Excel n’est pas ton problème. Ton process, si. Tout le monde te dit de quitter Excel pour un “vrai” logiciel. Les éditeurs adorent ça. Mais changer d’outil sans comprendre ce qui coince dans ta façon de travailler, c’est mettre le même bordel dans un logiciel plus cher.
Ce que tout le monde te dit#
Ouvre Google. Tape “limites Excel gestion entreprise”. Tu vas tomber sur 10 articles. Les 10 sont écrits par des éditeurs de logiciels.
Leur argument : 88% des feuilles de calcul contiennent des erreurs. 68% des PME de moins de 20 salariés utilisent encore Excel comme outil principal. Conclusion : achète notre CRM / ERP / GMAO / [insérer le nom du logiciel].
C’est pas faux. Mais c’est pas le sujet.
Le vrai problème, c’est pas l’outil#
Le problème, c’est est-ce que tu sais dans le détail ce que tes équipes font avec Excel.
Excel, c’est un symptôme. Quand ton fichier est un monstre de 15 onglets avec des formules que personne ne comprend, le problème c’est pas le tableur. C’est que personne n’a jamais posé à plat le process derrière.
Change d’outil si tu veux. Mets un ERP à 50 000 €. Si ton process est bancal, tu auras un ERP bancal. Plus cher. Plus complexe. Et tes équipes qui retournent sur Excel en douce parce que “c’était plus simple avant”.
Ce que je vois sur le terrain#
Les commissions. Un client dans le retail. Pour calculer les commissions de ses vendeurs, voilà ce qu’il faisait : 4 exports depuis son logiciel métier. Copié-collé dans son fichier Excel de calcul. Un onglet de recherche par code vendeur avec des RECHERCHEV. Des formules sur plusieurs colonnes pour arriver au bon montant. Et les lignes en rouge ou en jaune ? Les vendeurs avec un contrat différent — calcul à faire à la main.
Chaque mois. Pendant des heures.
Le problème, c’est pas Excel. C’est que le calcul des commissions n’a jamais été pensé comme un process. Excel, il fait ce qu’on lui demande.
Les stats commerciales. Une autre boîte. Chaque commercial vient écrire ses ventes dans un fichier Excel partagé. L’objectif : faire des stats fines avec des tableaux croisés dynamiques.

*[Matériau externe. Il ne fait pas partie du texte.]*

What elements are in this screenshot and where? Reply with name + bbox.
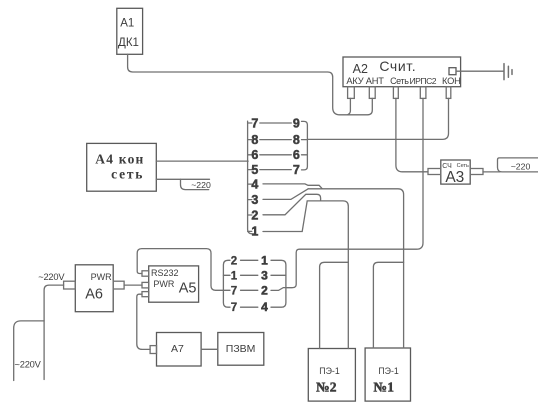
svg-text:ПЗВМ: ПЗВМ bbox=[226, 343, 256, 355]
svg-text:7: 7 bbox=[293, 163, 300, 177]
svg-text:RS232: RS232 bbox=[151, 268, 179, 278]
svg-text:~220: ~220 bbox=[511, 162, 531, 172]
svg-text:9: 9 bbox=[293, 116, 300, 130]
svg-text:АНТ: АНТ bbox=[366, 76, 385, 86]
svg-text:1: 1 bbox=[231, 270, 238, 282]
svg-text:Счит.: Счит. bbox=[379, 58, 416, 74]
svg-text:4: 4 bbox=[261, 300, 268, 314]
svg-text:8: 8 bbox=[293, 133, 300, 147]
svg-text:1: 1 bbox=[251, 225, 258, 239]
svg-text:А4 кон: А4 кон bbox=[95, 151, 144, 166]
svg-text:А5: А5 bbox=[179, 280, 197, 296]
svg-text:6: 6 bbox=[251, 148, 258, 162]
svg-text:~220: ~220 bbox=[191, 180, 211, 190]
svg-text:3: 3 bbox=[251, 193, 258, 207]
svg-text:А7: А7 bbox=[171, 343, 184, 355]
svg-text:сеть: сеть bbox=[111, 166, 144, 181]
svg-text:3: 3 bbox=[261, 268, 268, 282]
svg-text:PWR: PWR bbox=[91, 272, 112, 282]
svg-text:Сеть: Сеть bbox=[390, 76, 409, 86]
svg-text:8: 8 bbox=[251, 133, 258, 147]
svg-text:А1: А1 bbox=[120, 18, 134, 30]
svg-text:ИРПС2: ИРПС2 bbox=[410, 76, 437, 86]
svg-text:2: 2 bbox=[251, 208, 258, 222]
svg-text:2: 2 bbox=[261, 283, 268, 297]
svg-text:КОН: КОН bbox=[442, 76, 461, 86]
svg-text:А6: А6 bbox=[85, 287, 103, 303]
svg-text:1: 1 bbox=[261, 253, 268, 267]
svg-text:А3: А3 bbox=[445, 169, 464, 186]
svg-text:АКУ: АКУ bbox=[346, 76, 363, 86]
svg-text:~220V: ~220V bbox=[15, 360, 42, 370]
svg-text:6: 6 bbox=[293, 148, 300, 162]
svg-text:ПЭ-1: ПЭ-1 bbox=[378, 366, 399, 376]
svg-text:ДК1: ДК1 bbox=[118, 37, 139, 49]
svg-text:А2: А2 bbox=[353, 62, 368, 76]
svg-text:№1: №1 bbox=[373, 380, 394, 395]
svg-text:PWR: PWR bbox=[153, 279, 174, 289]
svg-text:№2: №2 bbox=[316, 380, 337, 395]
svg-text:ПЭ-1: ПЭ-1 bbox=[319, 366, 340, 376]
svg-text:7: 7 bbox=[231, 302, 237, 314]
svg-text:7: 7 bbox=[231, 285, 237, 297]
svg-text:2: 2 bbox=[231, 255, 237, 267]
svg-text:4: 4 bbox=[251, 177, 258, 191]
svg-text:~220V: ~220V bbox=[38, 272, 65, 282]
svg-text:7: 7 bbox=[251, 116, 258, 130]
svg-text:5: 5 bbox=[251, 163, 258, 177]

Sauf que d’une année à l’autre, les données ne sont pas formatées pareil. Nouveaux commerciaux qui remplissent pas comme les anciens. Colonnes qui changent. Le TCD ne marche plus.
Le problème, c’est pas Excel. C’est que personne n’a défini comment les données doivent être saisies.
Ce que tu devrais faire avant de changer d’outil#
Personne ne prend le temps de mettre à plat ce qui est réellement fait dans un process. Les dirigeants pensent savoir ce que font leurs équipes. C’est vrai dans 80% des cas. Mais les 20% restants — les détails opérationnels, les exceptions, les contournements — passent à la trappe.
Et quand tu migres vers un nouvel outil sans avoir documenté ces 20%, tu régresses. Tu perds des fonctionnalités que personne n’avait identifiées. Tu te retrouves plus lent qu’avant, avec un outil plus cher.
Avant de changer d’outil :
- Mets à plat ce que tes équipes font réellement (pas ce que tu penses qu’elles font)
- Identifie ce qui est lent, redondant ou source d’erreurs
- Corrige le process d’abord — l’outil viendra après
C’est ce que je fais quand j’interviens pour un diagnostic de process. Souvent, le client arrive en disant “il me faut un nouveau logiciel”. Et on finit par simplifier le process existant — parfois sans changer d’outil du tout.